PLF petitions california supeme court to review city's $122,000 per home 'fee'

By Anthony L. Francois Senior Attorney

This week, PLF filed a petition in the California Supreme Court on behalf of the California Building Industry Association.  The petition asks the Court to review CBIA v. City of San Jose, a very ominous lower court decision that could begin a new flood of extortionate development fees imposed on property owners throughout California.

CBIA sued the City of San Jose after it passed an ordinance that requires builders of new homes to give 15% of them to the City, to be sold at government-fixed (i.e. below market) prices to qualified low income residents.  In the alternative, builders can pay the City $122,000 per ‘affordable’ unit.

How does the City justify forcing builders to surrender 3 out of every 20 homes they build to the City?  Simple.  San Jose’s land use policies make homes prohibitively expensive for those of modest means.  Instead of reforming its land use policy, the City has decided to extort some ‘affordable homes’ from private property owners.

If this sounds like it can’t be legal, you are on the right track.  The United States and California Constitutions prohibit governments from using their permitting processes as leverage to exact property for which cities would otherwise have to pay the owners compensation.  PLF’s recent victory at the United States Supreme Court for the Koontz family in Koontz v. St. Johns River Water Management District confirms that this rule applies whether the city council wants your land, or your money.  If the exaction does not have a substantial nexus to an actual impact of your development, or is not roughly proportional to that impact, then it is unconstitutional for the government to even demand it of you.

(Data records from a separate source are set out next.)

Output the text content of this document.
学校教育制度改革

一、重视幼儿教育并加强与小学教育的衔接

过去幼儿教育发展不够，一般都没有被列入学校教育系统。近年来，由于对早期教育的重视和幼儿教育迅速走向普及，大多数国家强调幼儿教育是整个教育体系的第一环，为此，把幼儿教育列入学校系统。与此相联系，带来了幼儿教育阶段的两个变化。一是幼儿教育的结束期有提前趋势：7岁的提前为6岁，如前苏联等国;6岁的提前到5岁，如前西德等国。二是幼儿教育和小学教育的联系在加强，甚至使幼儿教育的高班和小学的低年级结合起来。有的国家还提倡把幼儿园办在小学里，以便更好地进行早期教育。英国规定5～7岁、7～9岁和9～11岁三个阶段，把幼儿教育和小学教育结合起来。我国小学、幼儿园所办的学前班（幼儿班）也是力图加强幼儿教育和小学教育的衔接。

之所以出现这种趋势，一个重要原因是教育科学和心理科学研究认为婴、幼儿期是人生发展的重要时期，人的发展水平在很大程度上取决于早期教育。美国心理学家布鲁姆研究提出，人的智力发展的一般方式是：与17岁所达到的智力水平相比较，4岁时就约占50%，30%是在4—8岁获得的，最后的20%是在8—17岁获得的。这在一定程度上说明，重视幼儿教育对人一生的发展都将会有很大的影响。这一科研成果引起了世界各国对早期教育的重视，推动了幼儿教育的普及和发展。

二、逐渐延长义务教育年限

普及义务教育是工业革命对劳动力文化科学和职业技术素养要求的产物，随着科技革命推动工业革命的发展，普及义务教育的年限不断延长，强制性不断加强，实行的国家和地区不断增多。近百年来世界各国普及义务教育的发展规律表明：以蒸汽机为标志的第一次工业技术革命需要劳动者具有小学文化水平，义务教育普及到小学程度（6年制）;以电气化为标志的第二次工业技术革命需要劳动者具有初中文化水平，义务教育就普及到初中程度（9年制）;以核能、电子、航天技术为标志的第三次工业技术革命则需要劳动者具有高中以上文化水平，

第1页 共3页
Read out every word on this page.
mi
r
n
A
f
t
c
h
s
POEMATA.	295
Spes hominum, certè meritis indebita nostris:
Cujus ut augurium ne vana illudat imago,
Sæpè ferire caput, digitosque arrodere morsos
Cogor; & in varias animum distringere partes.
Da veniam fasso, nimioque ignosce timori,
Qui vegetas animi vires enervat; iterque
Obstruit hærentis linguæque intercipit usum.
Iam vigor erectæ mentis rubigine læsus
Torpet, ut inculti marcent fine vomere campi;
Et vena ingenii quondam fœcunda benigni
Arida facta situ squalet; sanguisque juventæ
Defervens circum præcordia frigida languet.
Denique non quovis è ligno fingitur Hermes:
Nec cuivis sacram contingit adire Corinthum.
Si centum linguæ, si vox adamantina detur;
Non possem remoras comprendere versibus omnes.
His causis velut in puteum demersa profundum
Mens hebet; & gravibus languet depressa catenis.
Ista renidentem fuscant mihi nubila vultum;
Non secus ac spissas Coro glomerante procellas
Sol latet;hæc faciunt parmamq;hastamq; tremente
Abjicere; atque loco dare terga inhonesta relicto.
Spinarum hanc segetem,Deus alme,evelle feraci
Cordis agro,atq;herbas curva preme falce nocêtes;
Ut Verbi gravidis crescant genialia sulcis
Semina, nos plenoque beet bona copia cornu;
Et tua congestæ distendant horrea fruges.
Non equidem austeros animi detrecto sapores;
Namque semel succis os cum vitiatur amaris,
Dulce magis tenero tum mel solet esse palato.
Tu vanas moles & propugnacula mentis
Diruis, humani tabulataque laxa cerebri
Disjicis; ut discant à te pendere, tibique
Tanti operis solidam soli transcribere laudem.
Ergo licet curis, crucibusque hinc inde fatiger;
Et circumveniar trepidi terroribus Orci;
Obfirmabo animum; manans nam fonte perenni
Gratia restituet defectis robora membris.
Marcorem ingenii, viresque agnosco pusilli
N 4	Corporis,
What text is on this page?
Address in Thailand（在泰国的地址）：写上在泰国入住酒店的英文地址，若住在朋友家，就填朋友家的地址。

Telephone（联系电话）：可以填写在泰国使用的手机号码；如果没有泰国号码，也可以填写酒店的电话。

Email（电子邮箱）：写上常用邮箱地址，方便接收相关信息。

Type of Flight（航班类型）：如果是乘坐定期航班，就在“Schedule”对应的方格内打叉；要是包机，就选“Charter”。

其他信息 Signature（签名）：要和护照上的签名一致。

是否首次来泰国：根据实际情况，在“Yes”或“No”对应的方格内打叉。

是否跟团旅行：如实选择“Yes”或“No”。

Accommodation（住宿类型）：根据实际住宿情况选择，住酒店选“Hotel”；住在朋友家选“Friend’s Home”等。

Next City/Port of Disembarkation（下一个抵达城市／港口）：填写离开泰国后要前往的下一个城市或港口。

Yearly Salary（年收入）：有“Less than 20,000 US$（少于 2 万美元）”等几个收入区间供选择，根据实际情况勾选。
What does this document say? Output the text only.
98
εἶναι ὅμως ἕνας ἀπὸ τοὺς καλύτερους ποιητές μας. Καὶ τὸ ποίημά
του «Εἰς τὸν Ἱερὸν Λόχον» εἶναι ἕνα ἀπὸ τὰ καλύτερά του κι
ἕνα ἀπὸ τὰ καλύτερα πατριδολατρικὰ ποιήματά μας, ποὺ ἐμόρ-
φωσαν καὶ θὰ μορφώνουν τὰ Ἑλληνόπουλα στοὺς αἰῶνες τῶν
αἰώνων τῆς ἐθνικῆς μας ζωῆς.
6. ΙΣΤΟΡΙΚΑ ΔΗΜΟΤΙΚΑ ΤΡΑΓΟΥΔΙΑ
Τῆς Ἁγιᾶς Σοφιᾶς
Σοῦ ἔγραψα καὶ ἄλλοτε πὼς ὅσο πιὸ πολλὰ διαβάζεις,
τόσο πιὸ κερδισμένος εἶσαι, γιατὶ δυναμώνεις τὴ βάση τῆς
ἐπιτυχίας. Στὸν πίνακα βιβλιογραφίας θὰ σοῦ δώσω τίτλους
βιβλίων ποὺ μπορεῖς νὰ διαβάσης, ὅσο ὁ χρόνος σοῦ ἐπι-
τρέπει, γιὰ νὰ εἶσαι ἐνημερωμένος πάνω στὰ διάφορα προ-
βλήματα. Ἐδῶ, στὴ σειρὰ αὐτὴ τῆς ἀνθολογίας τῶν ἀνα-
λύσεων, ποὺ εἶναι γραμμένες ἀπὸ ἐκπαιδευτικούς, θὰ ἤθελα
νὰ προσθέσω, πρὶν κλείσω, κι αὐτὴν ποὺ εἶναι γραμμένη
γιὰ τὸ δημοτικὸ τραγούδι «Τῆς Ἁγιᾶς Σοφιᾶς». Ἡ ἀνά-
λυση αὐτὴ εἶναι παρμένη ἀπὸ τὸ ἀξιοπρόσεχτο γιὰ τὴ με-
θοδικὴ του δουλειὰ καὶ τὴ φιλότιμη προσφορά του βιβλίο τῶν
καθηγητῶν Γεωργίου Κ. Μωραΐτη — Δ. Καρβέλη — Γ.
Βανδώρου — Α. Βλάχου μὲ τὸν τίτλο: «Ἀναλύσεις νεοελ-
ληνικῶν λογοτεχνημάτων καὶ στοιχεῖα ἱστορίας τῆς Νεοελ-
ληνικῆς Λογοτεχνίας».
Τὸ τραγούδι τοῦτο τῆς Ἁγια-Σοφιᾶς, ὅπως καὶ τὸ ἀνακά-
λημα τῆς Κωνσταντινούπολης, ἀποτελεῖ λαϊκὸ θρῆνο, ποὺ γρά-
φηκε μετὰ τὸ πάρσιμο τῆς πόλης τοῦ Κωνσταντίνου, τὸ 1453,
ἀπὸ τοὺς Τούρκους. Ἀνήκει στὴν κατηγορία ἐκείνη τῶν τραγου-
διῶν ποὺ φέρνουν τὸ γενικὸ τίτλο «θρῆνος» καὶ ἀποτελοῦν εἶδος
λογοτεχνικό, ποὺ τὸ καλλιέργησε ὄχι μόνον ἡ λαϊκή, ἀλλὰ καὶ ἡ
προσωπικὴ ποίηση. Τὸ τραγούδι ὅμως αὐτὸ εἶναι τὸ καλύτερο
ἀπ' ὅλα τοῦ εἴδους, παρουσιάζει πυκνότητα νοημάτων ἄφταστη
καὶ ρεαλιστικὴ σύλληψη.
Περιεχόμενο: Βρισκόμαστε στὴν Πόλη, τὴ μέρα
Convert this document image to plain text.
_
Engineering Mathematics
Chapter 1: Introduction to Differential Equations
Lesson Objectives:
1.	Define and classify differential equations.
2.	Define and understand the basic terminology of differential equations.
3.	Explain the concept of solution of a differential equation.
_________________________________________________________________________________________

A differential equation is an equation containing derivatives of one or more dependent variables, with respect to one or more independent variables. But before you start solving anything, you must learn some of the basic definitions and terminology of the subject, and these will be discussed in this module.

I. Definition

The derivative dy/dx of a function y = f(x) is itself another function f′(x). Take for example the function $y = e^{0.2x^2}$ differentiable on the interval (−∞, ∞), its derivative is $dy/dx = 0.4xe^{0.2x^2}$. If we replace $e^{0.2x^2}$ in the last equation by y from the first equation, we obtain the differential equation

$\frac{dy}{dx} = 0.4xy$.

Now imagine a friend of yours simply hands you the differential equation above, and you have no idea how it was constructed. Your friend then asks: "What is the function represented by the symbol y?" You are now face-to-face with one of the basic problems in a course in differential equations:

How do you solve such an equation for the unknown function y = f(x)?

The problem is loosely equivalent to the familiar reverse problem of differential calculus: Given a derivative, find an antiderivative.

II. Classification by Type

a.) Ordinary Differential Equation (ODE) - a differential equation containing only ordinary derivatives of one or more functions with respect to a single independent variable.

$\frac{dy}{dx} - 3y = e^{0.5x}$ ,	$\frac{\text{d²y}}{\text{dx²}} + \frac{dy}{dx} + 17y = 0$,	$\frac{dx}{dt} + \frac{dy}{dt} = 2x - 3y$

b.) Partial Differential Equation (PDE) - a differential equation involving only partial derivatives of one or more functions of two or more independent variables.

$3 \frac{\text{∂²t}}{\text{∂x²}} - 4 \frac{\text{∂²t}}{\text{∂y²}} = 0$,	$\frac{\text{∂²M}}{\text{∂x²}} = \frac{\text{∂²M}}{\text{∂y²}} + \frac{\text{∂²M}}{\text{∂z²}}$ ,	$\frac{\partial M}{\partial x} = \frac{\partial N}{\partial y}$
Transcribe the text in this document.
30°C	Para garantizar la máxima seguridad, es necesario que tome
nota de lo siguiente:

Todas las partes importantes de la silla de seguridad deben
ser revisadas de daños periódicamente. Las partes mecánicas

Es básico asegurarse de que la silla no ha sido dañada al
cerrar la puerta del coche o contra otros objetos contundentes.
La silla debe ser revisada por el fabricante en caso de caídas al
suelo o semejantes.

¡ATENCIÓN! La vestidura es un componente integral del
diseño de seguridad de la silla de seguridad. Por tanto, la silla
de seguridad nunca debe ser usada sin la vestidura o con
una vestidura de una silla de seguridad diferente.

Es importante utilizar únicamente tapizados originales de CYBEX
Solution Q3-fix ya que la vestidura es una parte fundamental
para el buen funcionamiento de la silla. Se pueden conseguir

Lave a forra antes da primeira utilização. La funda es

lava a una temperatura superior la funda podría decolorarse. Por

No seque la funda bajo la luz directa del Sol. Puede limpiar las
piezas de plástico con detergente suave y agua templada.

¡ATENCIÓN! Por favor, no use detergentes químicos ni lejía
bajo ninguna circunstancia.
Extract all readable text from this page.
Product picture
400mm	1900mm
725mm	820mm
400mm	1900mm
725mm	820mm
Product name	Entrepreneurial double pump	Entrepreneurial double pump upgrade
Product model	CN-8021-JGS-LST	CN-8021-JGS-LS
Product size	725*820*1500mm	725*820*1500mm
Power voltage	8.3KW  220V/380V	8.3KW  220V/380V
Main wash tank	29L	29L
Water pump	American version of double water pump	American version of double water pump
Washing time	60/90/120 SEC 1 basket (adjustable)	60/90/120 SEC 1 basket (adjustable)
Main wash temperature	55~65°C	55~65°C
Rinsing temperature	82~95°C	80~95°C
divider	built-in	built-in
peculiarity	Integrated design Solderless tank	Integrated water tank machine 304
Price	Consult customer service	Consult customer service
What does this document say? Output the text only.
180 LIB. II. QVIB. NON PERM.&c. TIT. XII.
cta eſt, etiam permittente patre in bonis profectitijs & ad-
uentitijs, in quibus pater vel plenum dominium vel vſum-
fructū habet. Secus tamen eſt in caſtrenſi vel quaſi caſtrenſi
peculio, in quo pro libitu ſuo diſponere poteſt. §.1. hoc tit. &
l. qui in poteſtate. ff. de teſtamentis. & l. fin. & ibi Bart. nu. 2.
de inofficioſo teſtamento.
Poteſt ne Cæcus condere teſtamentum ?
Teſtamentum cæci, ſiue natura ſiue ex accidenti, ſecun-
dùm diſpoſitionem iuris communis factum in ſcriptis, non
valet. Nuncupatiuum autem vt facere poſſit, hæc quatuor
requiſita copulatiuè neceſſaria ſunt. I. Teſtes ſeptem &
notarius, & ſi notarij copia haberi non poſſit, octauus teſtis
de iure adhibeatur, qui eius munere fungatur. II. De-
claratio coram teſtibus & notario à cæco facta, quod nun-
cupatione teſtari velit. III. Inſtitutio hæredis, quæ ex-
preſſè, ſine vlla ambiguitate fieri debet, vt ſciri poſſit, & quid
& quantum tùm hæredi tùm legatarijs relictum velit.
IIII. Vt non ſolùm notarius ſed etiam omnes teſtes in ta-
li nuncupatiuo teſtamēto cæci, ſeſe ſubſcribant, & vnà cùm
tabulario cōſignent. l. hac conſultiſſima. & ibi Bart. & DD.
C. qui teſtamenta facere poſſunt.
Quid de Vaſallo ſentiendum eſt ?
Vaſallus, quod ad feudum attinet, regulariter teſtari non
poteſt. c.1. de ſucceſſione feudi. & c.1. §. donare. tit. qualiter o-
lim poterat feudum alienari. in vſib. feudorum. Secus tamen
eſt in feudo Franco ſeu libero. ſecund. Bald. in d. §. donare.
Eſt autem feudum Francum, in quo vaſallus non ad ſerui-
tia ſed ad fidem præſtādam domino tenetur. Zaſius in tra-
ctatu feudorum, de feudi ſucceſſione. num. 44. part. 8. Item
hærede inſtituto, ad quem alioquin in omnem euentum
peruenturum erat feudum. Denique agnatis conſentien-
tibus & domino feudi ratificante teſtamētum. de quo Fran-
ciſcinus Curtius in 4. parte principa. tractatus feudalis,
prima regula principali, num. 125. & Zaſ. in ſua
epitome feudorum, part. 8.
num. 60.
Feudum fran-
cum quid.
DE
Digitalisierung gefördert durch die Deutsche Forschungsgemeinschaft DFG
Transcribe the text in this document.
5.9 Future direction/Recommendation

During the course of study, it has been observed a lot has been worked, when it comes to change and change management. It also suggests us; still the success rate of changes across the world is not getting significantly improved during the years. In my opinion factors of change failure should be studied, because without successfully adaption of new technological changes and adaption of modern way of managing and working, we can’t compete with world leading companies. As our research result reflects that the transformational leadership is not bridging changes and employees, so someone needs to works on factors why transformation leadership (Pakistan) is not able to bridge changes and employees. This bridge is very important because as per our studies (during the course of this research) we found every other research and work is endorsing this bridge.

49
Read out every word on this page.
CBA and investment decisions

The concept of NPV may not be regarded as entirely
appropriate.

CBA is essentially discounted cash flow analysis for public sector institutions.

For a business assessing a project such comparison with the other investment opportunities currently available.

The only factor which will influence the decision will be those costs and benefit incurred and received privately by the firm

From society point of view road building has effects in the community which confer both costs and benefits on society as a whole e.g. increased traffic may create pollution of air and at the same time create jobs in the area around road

San Jose is certainly concerned about home prices, but new homes don’t raise prices.  By adding to the supply of homes, they reduce prices.  So new homes do not impose the impact that the City is trying to address by commandeering 15% of them.  They actually mitigate a problem that the City has created with its land use policies.

When CBIA sued, the trial court agreed that new homes do not cause the high housing prices that the City is trying to address with its shake-down program.  Since the requirements to turnover 15% of your new homes to the City, or ransom them for $122,000 each instead, are not related to any impacts caused by new homes, the trial judge struck down the ordinance.

When the City took the case up on appeal, however, the Court of Appeal ruled in the City’s favor.  The appellate court held that San Jose’s extortionate housing demands do not need to be related to the impacts of the development on which they are imposed.  In the appellate court’s view, as long as there is a valid public purpose for seizing the homes, the City may take them without paying for them.

This ruling turns the law on its head, and conflicts with other appellate decisions holding that affordable housing exactions have to be related to impacts of new developments.  PLF is proud to represent the CBIA in asking the California Supreme Court to review and overturn this unsound decision.